On that basis, you might reasonably expect that the ASA did not uphold their own complaint. If so, you are destined for disappointment. Instead, the ASA fell back on a couple of their own long standing assumptions. First, Premiership footballers will always have 'strong appeal' to the under 18s. Second, self-verification of age by social media users is inherently unreliable, unless it is validated by payment data or credit checking, even when used in conjunction with interest-based behavioural targeting.
These may be reasonable assumptions, but the ASA has effectively turned the the use of current top-flight footballers in gambling ads into a 'strict liability' offence. The ASA investigated without prompting by any consumer complaint, and acted as prosecution, judge and jury. If this is their policy, rather than confronting advertisers with 36 pages of guidance, which is then applied with biblical authority, surely it would be more transparent to simply say "Thou shalt not use current footballers in gambling ads, unless you have verified and validated age data for the relevant media." It is notable that while the ASA has upheld this complaint without adducing any evidence that it had strong appeal to the under 18s, merely relying on their own intuition, Ladbrokes' evidence that none of the viewers of the 50,000 plus impressions of their ad were under 18 has been disregarded, without adequate explanation.

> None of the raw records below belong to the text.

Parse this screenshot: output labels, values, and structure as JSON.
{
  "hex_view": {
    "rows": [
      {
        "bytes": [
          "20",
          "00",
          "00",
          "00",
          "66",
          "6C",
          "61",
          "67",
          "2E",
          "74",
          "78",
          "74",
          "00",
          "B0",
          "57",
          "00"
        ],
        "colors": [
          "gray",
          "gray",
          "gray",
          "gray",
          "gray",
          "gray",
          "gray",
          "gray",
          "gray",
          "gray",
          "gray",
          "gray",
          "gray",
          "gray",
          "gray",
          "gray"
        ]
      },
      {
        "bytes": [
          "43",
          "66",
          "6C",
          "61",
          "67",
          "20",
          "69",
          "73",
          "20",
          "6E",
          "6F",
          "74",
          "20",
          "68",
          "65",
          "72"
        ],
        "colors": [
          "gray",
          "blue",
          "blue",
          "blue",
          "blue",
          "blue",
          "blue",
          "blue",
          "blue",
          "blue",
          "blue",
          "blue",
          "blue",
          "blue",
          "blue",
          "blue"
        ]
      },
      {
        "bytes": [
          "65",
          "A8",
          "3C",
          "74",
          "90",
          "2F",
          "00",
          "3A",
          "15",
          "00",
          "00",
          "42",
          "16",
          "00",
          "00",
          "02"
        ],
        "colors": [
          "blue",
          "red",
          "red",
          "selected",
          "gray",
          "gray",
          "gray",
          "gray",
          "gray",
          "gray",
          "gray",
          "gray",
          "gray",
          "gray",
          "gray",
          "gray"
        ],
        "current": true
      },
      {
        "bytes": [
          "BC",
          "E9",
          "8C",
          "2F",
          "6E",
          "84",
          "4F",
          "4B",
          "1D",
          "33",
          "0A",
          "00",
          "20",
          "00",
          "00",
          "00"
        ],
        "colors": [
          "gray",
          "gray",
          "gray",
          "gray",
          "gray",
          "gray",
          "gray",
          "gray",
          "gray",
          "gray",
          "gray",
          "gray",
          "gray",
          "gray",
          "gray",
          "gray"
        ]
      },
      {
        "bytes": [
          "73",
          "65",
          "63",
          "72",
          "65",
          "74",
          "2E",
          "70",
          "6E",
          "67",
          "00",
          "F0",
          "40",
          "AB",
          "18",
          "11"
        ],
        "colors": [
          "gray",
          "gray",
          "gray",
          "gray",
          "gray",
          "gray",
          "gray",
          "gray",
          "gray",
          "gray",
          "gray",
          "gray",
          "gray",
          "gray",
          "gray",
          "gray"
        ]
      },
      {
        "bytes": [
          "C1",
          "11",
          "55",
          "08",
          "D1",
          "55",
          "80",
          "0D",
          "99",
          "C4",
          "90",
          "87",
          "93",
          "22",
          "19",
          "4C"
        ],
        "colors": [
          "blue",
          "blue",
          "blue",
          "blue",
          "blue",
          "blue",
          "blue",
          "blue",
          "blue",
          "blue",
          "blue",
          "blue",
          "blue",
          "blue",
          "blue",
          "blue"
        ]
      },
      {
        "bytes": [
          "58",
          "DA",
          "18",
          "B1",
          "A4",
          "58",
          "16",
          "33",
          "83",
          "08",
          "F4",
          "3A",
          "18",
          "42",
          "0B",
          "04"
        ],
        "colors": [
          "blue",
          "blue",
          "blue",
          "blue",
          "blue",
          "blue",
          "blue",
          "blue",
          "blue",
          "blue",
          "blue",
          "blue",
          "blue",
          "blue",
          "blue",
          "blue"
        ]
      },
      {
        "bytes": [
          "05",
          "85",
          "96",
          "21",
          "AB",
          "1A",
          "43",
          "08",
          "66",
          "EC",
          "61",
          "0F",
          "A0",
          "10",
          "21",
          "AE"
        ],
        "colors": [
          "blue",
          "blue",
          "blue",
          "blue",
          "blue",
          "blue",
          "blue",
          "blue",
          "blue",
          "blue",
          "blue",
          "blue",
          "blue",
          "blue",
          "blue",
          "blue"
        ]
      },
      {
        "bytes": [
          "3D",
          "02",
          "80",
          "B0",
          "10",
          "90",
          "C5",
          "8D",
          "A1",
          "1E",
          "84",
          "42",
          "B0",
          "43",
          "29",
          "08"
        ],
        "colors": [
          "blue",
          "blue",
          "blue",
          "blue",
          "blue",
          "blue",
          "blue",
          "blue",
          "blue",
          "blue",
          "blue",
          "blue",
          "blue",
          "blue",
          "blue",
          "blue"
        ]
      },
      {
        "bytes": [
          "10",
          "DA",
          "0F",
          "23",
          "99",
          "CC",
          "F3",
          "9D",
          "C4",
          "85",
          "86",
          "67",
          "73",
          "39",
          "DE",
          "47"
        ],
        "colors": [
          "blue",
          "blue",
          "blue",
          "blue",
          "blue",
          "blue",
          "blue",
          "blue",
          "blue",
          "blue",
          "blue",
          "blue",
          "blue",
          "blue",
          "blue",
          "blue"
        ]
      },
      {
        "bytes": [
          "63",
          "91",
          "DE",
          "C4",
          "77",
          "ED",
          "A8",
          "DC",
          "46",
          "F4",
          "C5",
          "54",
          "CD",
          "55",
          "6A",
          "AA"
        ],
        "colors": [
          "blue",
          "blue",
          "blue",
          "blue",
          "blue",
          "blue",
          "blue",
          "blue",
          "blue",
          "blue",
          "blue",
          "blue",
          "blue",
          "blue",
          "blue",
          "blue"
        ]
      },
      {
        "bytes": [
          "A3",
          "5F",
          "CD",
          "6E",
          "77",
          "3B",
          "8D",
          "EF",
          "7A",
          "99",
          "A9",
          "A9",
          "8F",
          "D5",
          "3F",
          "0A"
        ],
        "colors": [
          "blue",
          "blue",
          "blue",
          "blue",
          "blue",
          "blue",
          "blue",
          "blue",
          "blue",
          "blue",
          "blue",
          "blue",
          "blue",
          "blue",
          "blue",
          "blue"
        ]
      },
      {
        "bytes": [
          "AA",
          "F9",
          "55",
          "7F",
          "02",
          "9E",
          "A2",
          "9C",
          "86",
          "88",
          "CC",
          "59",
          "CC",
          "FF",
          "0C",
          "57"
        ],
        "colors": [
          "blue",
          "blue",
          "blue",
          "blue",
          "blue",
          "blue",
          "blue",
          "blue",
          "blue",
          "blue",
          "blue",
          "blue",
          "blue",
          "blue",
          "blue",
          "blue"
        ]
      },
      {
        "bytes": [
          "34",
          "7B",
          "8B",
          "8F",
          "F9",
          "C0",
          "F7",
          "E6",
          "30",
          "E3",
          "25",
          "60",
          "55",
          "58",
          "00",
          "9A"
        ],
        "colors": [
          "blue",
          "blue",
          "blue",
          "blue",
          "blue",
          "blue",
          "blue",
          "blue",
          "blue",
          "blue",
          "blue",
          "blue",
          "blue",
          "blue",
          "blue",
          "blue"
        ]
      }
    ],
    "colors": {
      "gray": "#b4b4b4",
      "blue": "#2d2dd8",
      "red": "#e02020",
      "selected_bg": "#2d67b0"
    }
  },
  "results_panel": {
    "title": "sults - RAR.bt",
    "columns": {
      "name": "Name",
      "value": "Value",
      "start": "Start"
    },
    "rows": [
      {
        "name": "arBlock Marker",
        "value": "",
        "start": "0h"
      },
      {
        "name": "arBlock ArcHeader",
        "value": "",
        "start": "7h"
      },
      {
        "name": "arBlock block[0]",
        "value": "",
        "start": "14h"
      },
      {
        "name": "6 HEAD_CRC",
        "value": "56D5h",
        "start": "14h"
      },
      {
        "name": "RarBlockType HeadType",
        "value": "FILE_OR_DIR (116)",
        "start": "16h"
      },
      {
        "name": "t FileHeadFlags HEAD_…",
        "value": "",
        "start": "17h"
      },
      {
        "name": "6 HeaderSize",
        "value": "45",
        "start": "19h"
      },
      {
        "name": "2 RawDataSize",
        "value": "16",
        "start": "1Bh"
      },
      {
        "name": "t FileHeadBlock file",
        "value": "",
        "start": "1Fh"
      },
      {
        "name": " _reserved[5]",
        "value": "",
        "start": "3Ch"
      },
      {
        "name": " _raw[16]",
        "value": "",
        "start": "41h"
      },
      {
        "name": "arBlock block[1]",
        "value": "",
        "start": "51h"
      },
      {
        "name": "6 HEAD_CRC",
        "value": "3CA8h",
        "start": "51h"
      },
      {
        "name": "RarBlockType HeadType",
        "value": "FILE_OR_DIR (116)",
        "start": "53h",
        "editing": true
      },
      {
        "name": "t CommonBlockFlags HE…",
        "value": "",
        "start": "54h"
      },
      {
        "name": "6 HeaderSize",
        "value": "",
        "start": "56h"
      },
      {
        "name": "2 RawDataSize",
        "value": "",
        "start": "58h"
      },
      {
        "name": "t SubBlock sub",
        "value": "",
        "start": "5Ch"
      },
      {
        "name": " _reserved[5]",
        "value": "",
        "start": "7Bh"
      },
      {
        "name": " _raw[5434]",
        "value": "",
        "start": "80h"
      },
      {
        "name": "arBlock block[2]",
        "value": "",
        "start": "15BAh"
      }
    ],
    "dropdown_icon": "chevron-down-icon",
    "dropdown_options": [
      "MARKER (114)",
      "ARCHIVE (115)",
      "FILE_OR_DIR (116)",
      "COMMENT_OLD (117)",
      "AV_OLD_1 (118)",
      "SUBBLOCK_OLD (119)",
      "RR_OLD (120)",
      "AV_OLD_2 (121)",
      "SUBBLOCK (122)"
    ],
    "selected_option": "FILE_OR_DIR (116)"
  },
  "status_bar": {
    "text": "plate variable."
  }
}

Meanwhile, the strong appeal versus particular appeal is also creating confusion in the alcohol sector, where it only appears in the broadcast BCAP Code, but not in the non-broadcast CAP Code. The Codes are clear that Video-on-Demand (VOD) ads should be governed by the non-broadcast CAP Code, on the entirely logical basis that VOD is not broadcasting. However, Sky and Channel 4 insist that the BCAP Code is applied to VOD ads as well as broadcast TV ads, even when they intended to be used for VOD exclusively. Why?
So we find ourselves in a situation where the ASA is applying the strong appeal test on a strict liability basis for gambling ads in all media, and certain broadcasters are applying the wrong test for alcohol ads on their VOD platforms. So despite the extensive guidance, confusion not only remains, but it reigns.
We considered that it would have been acceptable for the ad to appear in a medium where under-18s, for all intents and purposes, could be entirely excluded from the audience. That would apply in circumstances where those who saw the ad had been robustly age-verified as being 18 or older, such as through marketing lists that had been validated by payment data or credit checking. We did not consider that marketing data inferred from user behaviour met that threshold.